I spent Sunday both depressed and aghast. How could my city ban a flag that now stands for the defence of freedom and democracy – on the very anniversary of Europe’s liberation from another genocidal dictator? How could the mayor of a city that once sat at the centre of the struggle for democracy exhibit such a lack of awareness? It got worse.
Hours later, a German commentator lectured the Ukrainian ambassador on a popular Sunday night talk show. German social psychologist Harald Welzer ‘explained’ that the 45 per cent of Germans currently against delivering heavy weapons to Ukraine may have family members who experienced war and thus want a negotiated ceasefire. Weapon deliveries would only prolong the war and increase casualties, he argued. I watched it again. Did a German intellectual really just use the liberation of Europe to argue for a ceasefire with a modern-day dictator – to the ambassador of the country currently under attack? ‘I’m not a student,’ Melnyk replied tersely.

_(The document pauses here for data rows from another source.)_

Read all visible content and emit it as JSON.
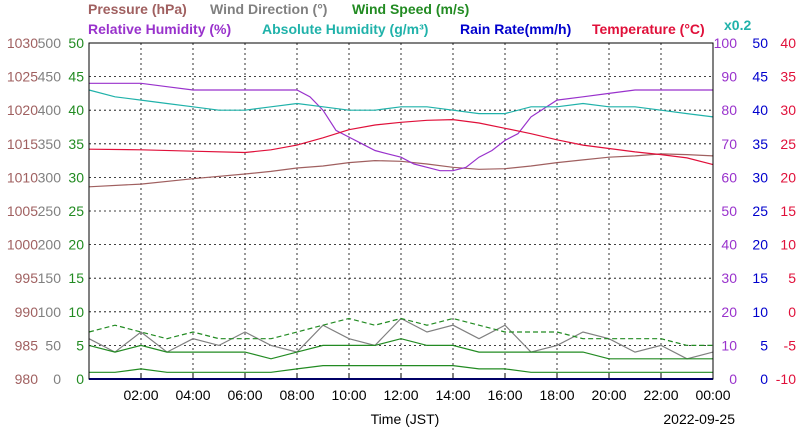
{
  "chart_data": {
    "type": "line",
    "date": "2022-09-25",
    "xlabel": "Time (JST)",
    "x_ticks": [
      "02:00",
      "04:00",
      "06:00",
      "08:00",
      "10:00",
      "12:00",
      "14:00",
      "16:00",
      "18:00",
      "20:00",
      "22:00",
      "00:00"
    ],
    "grid": true,
    "legend": {
      "line1": [
        {
          "label": "Pressure (hPa)",
          "color": "#a06060"
        },
        {
          "label": "Wind Direction (°)",
          "color": "#808080"
        },
        {
          "label": "Wind Speed (m/s)",
          "color": "#228b22"
        }
      ],
      "line2": [
        {
          "label": "Relative Humidity (%)",
          "color": "#9932cc"
        },
        {
          "label": "Absolute Humidity (g/m³)",
          "color": "#20b2aa"
        },
        {
          "label": "Rain Rate(mm/h)",
          "color": "#0000cd"
        },
        {
          "label": "Temperature (°C)",
          "color": "#e0103a"
        }
      ],
      "scale_note": "x0.2"
    },
    "axes": {
      "pressure": {
        "label": "Pressure (hPa)",
        "color": "#a06060",
        "range": [
          980,
          1030
        ],
        "ticks": [
          "1030",
          "1025",
          "1020",
          "1015",
          "1010",
          "1005",
          "1000",
          "995",
          "990",
          "985",
          "980"
        ]
      },
      "wind_direction": {
        "label": "Wind Direction (°)",
        "color": "#808080",
        "range": [
          0,
          500
        ],
        "ticks": [
          "500",
          "450",
          "400",
          "350",
          "300",
          "250",
          "200",
          "150",
          "100",
          "50",
          "0"
        ]
      },
      "wind_speed": {
        "label": "Wind Speed (m/s)",
        "color": "#228b22",
        "range": [
          0,
          50
        ],
        "ticks": [
          "50",
          "45",
          "40",
          "35",
          "30",
          "25",
          "20",
          "15",
          "10",
          "5",
          "0"
        ]
      },
      "humidity": {
        "label": "Relative Humidity (%)",
        "color": "#9932cc",
        "range": [
          0,
          100
        ],
        "ticks": [
          "100",
          "90",
          "80",
          "70",
          "60",
          "50",
          "40",
          "30",
          "20",
          "10",
          "0"
        ]
      },
      "rain_rate": {
        "label": "Rain Rate(mm/h)",
        "color": "#0000cd",
        "range": [
          0,
          50
        ],
        "ticks": [
          "50",
          "45",
          "40",
          "35",
          "30",
          "25",
          "20",
          "15",
          "10",
          "5",
          "0"
        ]
      },
      "temperature": {
        "label": "Temperature (°C)",
        "color": "#e0103a",
        "range": [
          -10,
          40
        ],
        "ticks": [
          "40",
          "35",
          "30",
          "25",
          "20",
          "15",
          "10",
          "5",
          "0",
          "-5",
          "-10"
        ]
      }
    },
    "series": [
      {
        "name": "Pressure (hPa)",
        "axis": "pressure",
        "color": "#a06060",
        "x": [
          0,
          2,
          4,
          6,
          7,
          8,
          9,
          10,
          11,
          12,
          13,
          14,
          15,
          16,
          17,
          18,
          19,
          20,
          21,
          22,
          23,
          24
        ],
        "y": [
          1008.6,
          1009,
          1009.8,
          1010.5,
          1010.9,
          1011.4,
          1011.7,
          1012.2,
          1012.5,
          1012.4,
          1012.0,
          1011.5,
          1011.2,
          1011.3,
          1011.7,
          1012.2,
          1012.6,
          1013.0,
          1013.2,
          1013.5,
          1013.4,
          1013.2
        ]
      },
      {
        "name": "Relative Humidity (%)",
        "axis": "humidity",
        "color": "#9932cc",
        "x": [
          0,
          2,
          3,
          4,
          5,
          6,
          7,
          8,
          8.5,
          9,
          9.5,
          10,
          10.5,
          11,
          11.5,
          12,
          12.5,
          13,
          13.5,
          14,
          14.5,
          15,
          15.5,
          16,
          16.5,
          17,
          18,
          19,
          20,
          21,
          22,
          23,
          24
        ],
        "y": [
          88,
          88,
          87,
          86,
          86,
          86,
          86,
          86,
          84,
          80,
          74,
          72,
          70,
          68,
          67,
          66,
          64,
          63,
          62,
          62,
          63,
          66,
          68,
          71,
          73,
          78,
          83,
          84,
          85,
          86,
          86,
          86,
          86
        ]
      },
      {
        "name": "Absolute Humidity (g/m³)",
        "axis": "humidity",
        "color": "#20b2aa",
        "x": [
          0,
          1,
          2,
          3,
          4,
          5,
          6,
          7,
          8,
          9,
          10,
          11,
          12,
          13,
          14,
          15,
          16,
          17,
          18,
          19,
          20,
          21,
          22,
          23,
          24
        ],
        "y": [
          86,
          84,
          83,
          82,
          81,
          80,
          80,
          81,
          82,
          81,
          80,
          80,
          81,
          81,
          80,
          79,
          79,
          81,
          81,
          82,
          81,
          81,
          80,
          79,
          78
        ]
      },
      {
        "name": "Temperature (°C)",
        "axis": "temperature",
        "color": "#e0103a",
        "x": [
          0,
          2,
          4,
          6,
          7,
          8,
          9,
          10,
          11,
          12,
          13,
          14,
          15,
          16,
          17,
          18,
          19,
          20,
          21,
          22,
          23,
          24
        ],
        "y": [
          24.2,
          24.1,
          23.9,
          23.7,
          24.1,
          24.8,
          25.9,
          27.1,
          27.8,
          28.2,
          28.5,
          28.6,
          28.1,
          27.3,
          26.5,
          25.6,
          24.8,
          24.3,
          23.8,
          23.4,
          22.9,
          21.9
        ]
      },
      {
        "name": "Wind Direction (°)",
        "axis": "wind_direction",
        "color": "#808080",
        "x": [
          0,
          1,
          2,
          3,
          4,
          5,
          6,
          7,
          8,
          9,
          10,
          11,
          12,
          13,
          14,
          15,
          16,
          17,
          18,
          19,
          20,
          21,
          22,
          23,
          24
        ],
        "y": [
          60,
          40,
          70,
          40,
          60,
          50,
          70,
          50,
          40,
          80,
          60,
          50,
          90,
          70,
          80,
          60,
          80,
          40,
          50,
          70,
          60,
          40,
          50,
          30,
          40
        ]
      },
      {
        "name": "Wind Speed (m/s)",
        "axis": "wind_speed",
        "color": "#228b22",
        "x": [
          0,
          1,
          2,
          3,
          4,
          5,
          6,
          7,
          8,
          9,
          10,
          11,
          12,
          13,
          14,
          15,
          16,
          17,
          18,
          19,
          20,
          21,
          22,
          23,
          24
        ],
        "y": [
          5,
          4,
          5,
          4,
          4,
          4,
          4,
          3,
          4,
          5,
          5,
          5,
          6,
          5,
          5,
          4,
          4,
          4,
          4,
          4,
          3,
          3,
          3,
          3,
          3
        ]
      },
      {
        "name": "Wind Speed (m/s)",
        "axis": "wind_speed",
        "color": "#228b22",
        "dashed": true,
        "x": [
          0,
          1,
          2,
          3,
          4,
          5,
          6,
          7,
          8,
          9,
          10,
          11,
          12,
          13,
          14,
          15,
          16,
          17,
          18,
          19,
          20,
          21,
          22,
          23,
          24
        ],
        "y": [
          7,
          8,
          7,
          6,
          7,
          6,
          6,
          6,
          7,
          8,
          9,
          8,
          9,
          8,
          9,
          8,
          7,
          7,
          7,
          6,
          6,
          6,
          6,
          5,
          5
        ]
      },
      {
        "name": "Wind Speed (m/s)",
        "axis": "wind_speed",
        "color": "#228b22",
        "x": [
          0,
          1,
          2,
          3,
          4,
          5,
          6,
          7,
          8,
          9,
          10,
          11,
          12,
          13,
          14,
          15,
          16,
          17,
          18,
          19,
          20,
          21,
          22,
          23,
          24
        ],
        "y": [
          1,
          1,
          1.5,
          1,
          1,
          1,
          1,
          1,
          1.5,
          2,
          2,
          2,
          2,
          2,
          2,
          1.5,
          1.5,
          1,
          1,
          1,
          1,
          1,
          1,
          1,
          1
        ]
      }
    ]
  }
}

This kind of argument, one that is not uncommon in Germany, makes no sense. I grew up listening to my grandmother’s accounts of world war two and its aftermath. Many Germans experienced horrors at the hands of the Nazis along with their fellow Europeans. Many too did not escape the subsequent Soviet occupation unscathed either.
My Oma Elsie turned 15 just two days before 8 May 1945. Where they lived, in Soviet-occupied Chemnitz, Russian soldiers would sometimes stop and board trains, taking the prettiest girls and raping them. Elsie’s mother would scoop some dirt off the floor and rub her daughter’s face with it. She thought that if Elsie looked dirty, they might leave her alone. On another occasion, she ran from a predatory Russian soldier and hid with a friend in a nearby forest until long after dark.
Nearly two million German women were raped by Soviet soldiers. Although it’s difficult to know exactly how many because the topic has never been widely studied or discussed in German society. It hasn’t entered our debates – possibly because it challenges a German narrative that Russian soldiers helped liberate Europe from fascism. In reality, the Soviet Union simply replaced one brutal regime with another. In a country that espouses the virtues of its memory culture, why are certain traumas left forgotten?
If our thinking about history could adapt accordingly, we might view the systematic rape of Ukrainian women in more visceral, emotional terms. Perhaps, instead of endlessly debating the relative virtues of weapons versus diplomacy, we might be more motivated to act. Following decades of prosperity in Germany, Ukraine’s valiant defence reminds us that freedom comes at a cost. That’s a part of our European history that few of our allies need much help remembering. So why are so many of us still forgetting?
Having fled Chemnitz for West Germany at 16 before later emigrating to Canada, Oma Elsie Gasch also understood that freedom isn’t guaranteed. She knew there were times when it would have to be defended. Neville Chamberlain’s Munich Agreement didn’t defeat Hitler. A military victory did. Diplomacy didn’t end the Berlin blockade. The Berlin airlift did. And the Berlin Wall didn’t fall because Nato countries drew down their military spending. It fell because enough East Germans demanded their freedoms.
If we truly remembered those things, we might have a much clearer view of our present.